Outbreaks of cryptosporidiosis rose an average of 13% every year from 2009 to 2017, according to a report published by the CDC last week.

The cryptosporidium parasite is spread through the fecal matter of infected humans or animals, and people tend to get sick after swallowing contaminated water or food or coming in contact with those infected, according to the CDC.

Cryptosporidiosis — or crypto for short — is the leading cause of disease outbreaks in the U.S. linked to water, specifically in swimming pools or water playgrounds.

Between 2009 and 2017 there were 444 outbreaks reported, resulting in 7,465 people getting sick, 287 hospitalizations and one death, the report says.

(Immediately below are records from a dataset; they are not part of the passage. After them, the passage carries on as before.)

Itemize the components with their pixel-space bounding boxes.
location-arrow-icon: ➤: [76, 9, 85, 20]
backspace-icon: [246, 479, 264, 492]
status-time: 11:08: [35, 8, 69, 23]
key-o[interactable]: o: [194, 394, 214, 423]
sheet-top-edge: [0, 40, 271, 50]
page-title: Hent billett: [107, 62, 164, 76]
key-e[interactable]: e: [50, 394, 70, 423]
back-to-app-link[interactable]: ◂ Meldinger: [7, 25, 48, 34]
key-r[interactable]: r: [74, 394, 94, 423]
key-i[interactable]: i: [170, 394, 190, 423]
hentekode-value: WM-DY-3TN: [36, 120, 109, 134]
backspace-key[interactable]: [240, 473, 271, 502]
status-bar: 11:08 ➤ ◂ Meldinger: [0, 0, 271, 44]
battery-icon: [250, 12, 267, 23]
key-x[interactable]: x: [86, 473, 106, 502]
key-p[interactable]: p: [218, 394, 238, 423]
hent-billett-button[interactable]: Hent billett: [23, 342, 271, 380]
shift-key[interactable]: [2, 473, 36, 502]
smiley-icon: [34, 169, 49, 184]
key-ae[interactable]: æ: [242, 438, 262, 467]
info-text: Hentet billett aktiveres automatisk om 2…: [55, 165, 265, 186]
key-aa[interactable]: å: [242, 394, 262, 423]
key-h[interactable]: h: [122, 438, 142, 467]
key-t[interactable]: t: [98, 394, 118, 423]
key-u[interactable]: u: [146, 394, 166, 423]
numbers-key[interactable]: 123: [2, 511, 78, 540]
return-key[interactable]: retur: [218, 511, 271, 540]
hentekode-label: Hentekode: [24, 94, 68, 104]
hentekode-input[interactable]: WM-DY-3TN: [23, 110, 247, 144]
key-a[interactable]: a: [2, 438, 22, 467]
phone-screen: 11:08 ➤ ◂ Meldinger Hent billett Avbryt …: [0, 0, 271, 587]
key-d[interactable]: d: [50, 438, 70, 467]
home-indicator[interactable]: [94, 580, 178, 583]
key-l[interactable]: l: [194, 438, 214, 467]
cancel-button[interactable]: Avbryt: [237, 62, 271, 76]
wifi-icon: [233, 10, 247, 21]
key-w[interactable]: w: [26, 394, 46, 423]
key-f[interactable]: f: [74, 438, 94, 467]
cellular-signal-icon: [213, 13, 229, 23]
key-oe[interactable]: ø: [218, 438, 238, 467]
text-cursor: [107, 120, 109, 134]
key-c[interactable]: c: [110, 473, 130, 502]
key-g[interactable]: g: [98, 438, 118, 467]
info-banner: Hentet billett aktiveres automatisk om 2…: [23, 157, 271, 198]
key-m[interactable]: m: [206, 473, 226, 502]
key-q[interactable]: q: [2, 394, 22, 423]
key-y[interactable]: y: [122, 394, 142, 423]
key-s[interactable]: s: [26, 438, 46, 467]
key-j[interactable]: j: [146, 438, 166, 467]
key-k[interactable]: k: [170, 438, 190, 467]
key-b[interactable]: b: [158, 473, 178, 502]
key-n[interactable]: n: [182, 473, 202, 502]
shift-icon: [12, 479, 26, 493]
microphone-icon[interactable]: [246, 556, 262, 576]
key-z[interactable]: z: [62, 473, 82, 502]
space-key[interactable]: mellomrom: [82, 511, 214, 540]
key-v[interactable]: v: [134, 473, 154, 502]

Of those outbreaks, 35% were linked to treated swimming water, and 15% were linked to contact with cattle, particularly calves that were still nursing.

Another 13% of the outbreaks were linked to contact with infected people in childcare settings, and 3% were linked to drinking raw, unpasteurized milk or apple cider.

The outbreaks are most common in the summer. Symptoms include watery diarrhea, dehydration, lack of appetite, weight loss, stomach cramps or pain, fever, nausea and vomiting, according to the Mayo Clinic.

Young children who are just learning how to use the toilet and wash their hands are especially susceptible to getting ill from crypto, Michele Hlavsa, chief of CDC’s Healthy Swimming Program, said in a statement.